I was eighteen. My best buddy Jeff Roberts and I were standing in line waiting to get into a cheap-ass-beer kind of joint. Jeff is a funny person, to me at least. Others might think he’s a wise guy. So he says something funny and nonthreatening to a gentleman standing in front of us. Suddenly there are three guys towering over Jeff. One of them goes “Blah-Blah-Blah” and pushes Jeff. Into the fracas I fly. Blood is spilled and we all leave the club a little worse for the wear. Except that I’m feeling pretty good inside for helping Jeff. Flash forward to some 40-ish man belittling a Texas State freshperson about not throwing the Frisbee right. This same man then throws the Frisbee across the river, hitting an unsuspecting student with it. This goes on for years because the man is an “icon” and nobody says anything about it. Until one day I decide to stand up to this bully. One small shove from me. One giant shove for all underdogs.
I get it that most bullies are just looking for the attention they never got as kids.
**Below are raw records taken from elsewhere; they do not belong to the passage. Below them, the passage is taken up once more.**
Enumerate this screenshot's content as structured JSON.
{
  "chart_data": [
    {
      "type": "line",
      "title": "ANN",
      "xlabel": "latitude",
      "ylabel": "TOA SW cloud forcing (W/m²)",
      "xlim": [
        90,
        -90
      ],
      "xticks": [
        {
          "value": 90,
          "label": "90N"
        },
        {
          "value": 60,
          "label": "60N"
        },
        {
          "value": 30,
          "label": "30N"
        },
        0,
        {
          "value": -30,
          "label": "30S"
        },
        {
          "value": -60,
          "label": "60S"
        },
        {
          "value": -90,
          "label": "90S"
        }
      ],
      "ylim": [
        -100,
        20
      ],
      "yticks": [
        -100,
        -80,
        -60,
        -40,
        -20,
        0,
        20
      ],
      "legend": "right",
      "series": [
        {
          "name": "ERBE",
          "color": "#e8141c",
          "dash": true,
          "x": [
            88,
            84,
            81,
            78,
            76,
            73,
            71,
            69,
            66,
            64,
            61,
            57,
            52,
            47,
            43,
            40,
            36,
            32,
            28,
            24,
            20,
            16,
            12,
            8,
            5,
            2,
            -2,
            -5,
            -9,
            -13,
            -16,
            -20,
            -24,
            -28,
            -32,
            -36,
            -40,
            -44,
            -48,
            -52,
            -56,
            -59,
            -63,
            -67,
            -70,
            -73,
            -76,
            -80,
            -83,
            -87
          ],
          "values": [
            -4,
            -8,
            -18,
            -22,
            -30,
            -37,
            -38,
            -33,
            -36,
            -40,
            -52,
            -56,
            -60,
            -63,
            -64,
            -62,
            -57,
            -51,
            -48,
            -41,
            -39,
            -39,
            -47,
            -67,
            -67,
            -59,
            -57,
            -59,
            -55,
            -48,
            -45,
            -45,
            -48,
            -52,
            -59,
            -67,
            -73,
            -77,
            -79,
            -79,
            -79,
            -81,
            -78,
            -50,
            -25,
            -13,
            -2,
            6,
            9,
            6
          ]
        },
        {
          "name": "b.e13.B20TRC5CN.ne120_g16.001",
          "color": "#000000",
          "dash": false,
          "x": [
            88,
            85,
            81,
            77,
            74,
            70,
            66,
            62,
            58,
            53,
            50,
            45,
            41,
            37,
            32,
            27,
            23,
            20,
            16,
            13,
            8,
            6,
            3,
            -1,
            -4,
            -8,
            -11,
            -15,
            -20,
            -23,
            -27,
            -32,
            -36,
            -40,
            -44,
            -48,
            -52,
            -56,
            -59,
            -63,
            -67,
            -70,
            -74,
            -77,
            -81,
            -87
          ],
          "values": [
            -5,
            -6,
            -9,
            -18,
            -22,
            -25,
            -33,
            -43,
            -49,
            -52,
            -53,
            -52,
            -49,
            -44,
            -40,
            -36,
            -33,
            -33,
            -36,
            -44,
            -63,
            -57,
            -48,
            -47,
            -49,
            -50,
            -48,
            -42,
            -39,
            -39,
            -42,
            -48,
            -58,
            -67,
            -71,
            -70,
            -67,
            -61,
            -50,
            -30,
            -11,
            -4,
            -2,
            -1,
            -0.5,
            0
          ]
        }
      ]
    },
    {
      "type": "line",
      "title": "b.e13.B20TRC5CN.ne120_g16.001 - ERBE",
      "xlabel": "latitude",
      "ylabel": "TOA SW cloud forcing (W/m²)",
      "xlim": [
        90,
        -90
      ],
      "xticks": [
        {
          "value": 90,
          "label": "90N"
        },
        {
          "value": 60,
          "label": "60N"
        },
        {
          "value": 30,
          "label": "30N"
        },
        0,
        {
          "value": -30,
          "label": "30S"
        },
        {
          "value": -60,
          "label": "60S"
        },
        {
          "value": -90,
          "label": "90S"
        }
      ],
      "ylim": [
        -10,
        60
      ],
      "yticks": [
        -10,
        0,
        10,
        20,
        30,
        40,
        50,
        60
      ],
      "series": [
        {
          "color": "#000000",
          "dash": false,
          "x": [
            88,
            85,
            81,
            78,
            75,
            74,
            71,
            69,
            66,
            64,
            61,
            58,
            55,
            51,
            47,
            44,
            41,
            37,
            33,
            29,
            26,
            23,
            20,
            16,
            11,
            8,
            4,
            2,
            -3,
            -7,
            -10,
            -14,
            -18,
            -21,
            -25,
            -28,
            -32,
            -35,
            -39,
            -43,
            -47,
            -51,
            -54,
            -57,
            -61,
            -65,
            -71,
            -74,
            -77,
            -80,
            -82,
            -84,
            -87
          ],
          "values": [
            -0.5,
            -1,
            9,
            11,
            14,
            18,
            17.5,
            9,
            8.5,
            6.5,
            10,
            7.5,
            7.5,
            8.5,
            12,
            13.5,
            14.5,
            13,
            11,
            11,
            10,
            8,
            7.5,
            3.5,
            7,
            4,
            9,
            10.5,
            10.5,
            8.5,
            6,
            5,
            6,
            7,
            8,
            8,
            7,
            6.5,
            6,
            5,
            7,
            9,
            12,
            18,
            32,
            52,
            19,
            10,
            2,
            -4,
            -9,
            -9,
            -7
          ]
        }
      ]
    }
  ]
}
But allowing inappropriate behavior is the same as condoning it.
Interestingly enough, this bully behavior can also be found anywhere free speech takes place. For example, there’s a statue on the Texas State campus named The Stallions where people can gather to share their ideas. Sometimes they bring bubble machines and dance (I’ve been known to do my dance there a few times). Occasionally some preacher dude shows up shouting at students and telling them they’re sinners. Pushing your beliefs on someone is the same as pushing them on the playground. Not cool.
Being kind and “paying it forward” is a positive and loving way to make our society better. But sometimes we need to take a stand against bullies and tell them they’re wrong, in whatever way works best for you. Confronting a bully is a hard thing to do sometimes, but I look at it this way: It’s like going to one of those character-building workshops free-of-charge. Except that you feel better because you did it all by yourself. And you did it because it was the right thing to do.